Depuis mardi, le nombre de cas positifs tourne autour de 20'000 par jour, avec 20'177 nouvelles contaminations enregistrées samedi. Le taux de positivité continue de progresser (6,3%), et la tension hospitalière reste élevée.
Des chiffres d'autant plus inquiétants que musées, cinémas, théâtres, salles de sport (sauf pour les mineurs), cafés et restaurants sont fermés depuis fin octobre, sans perspective de réouverture prochaine.

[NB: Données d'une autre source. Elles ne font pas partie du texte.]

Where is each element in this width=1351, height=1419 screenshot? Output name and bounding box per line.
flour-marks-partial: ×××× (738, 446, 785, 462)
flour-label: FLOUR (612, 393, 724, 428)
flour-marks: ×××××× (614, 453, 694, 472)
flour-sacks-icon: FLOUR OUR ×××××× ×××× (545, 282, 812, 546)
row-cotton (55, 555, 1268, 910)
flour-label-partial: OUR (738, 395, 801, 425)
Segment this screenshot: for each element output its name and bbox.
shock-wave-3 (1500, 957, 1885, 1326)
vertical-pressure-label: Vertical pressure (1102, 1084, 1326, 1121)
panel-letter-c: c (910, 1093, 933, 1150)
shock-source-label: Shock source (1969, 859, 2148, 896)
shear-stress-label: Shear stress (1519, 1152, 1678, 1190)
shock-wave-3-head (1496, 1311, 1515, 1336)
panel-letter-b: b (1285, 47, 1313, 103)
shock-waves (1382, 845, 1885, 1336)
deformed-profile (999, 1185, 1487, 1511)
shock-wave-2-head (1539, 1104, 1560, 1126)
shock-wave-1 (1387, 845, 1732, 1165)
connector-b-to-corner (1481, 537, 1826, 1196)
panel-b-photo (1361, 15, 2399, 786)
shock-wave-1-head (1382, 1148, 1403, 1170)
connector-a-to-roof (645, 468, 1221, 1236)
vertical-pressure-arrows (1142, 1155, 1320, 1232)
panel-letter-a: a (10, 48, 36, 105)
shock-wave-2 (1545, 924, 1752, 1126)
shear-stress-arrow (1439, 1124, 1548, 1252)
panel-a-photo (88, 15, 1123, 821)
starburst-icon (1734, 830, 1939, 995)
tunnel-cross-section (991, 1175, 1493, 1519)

Les deux prochaines semaines s'annoncent donc cruciales, avec les probables retombées des fêtes de fin d'année.
Sur le front des vaccins, le ministre de la Santé Olivier Véran a affirmé que le pays passerait 'probablement le cap symbolique des 100'000 Français vaccinés dans le week-end', et a promis que 'la semaine prochaine, le rythme augmentera encore'. Plus de 80'000 soignants et personnes vulnérables en Ehpad ont été vaccinés depuis lundi.
Sans prononcer le mot de 'reconfinement', et tout en prévenant que les écoles ne devaient fermer qu'en cas de situation 'gravissime', le Premier ministre Jean Castex n'a pas exclu jeudi d'aller encore plus loin et de prendre des 'mesures nationales supplémentaires'.
Comme un troisième confinement ? 'Si la courbe continue de monter malheureusement, il y aura pas d'autre solution', a averti le Pr Caumes. Depuis le début de l'épidémie, la maladie a fait plus de 67'500 morts en France.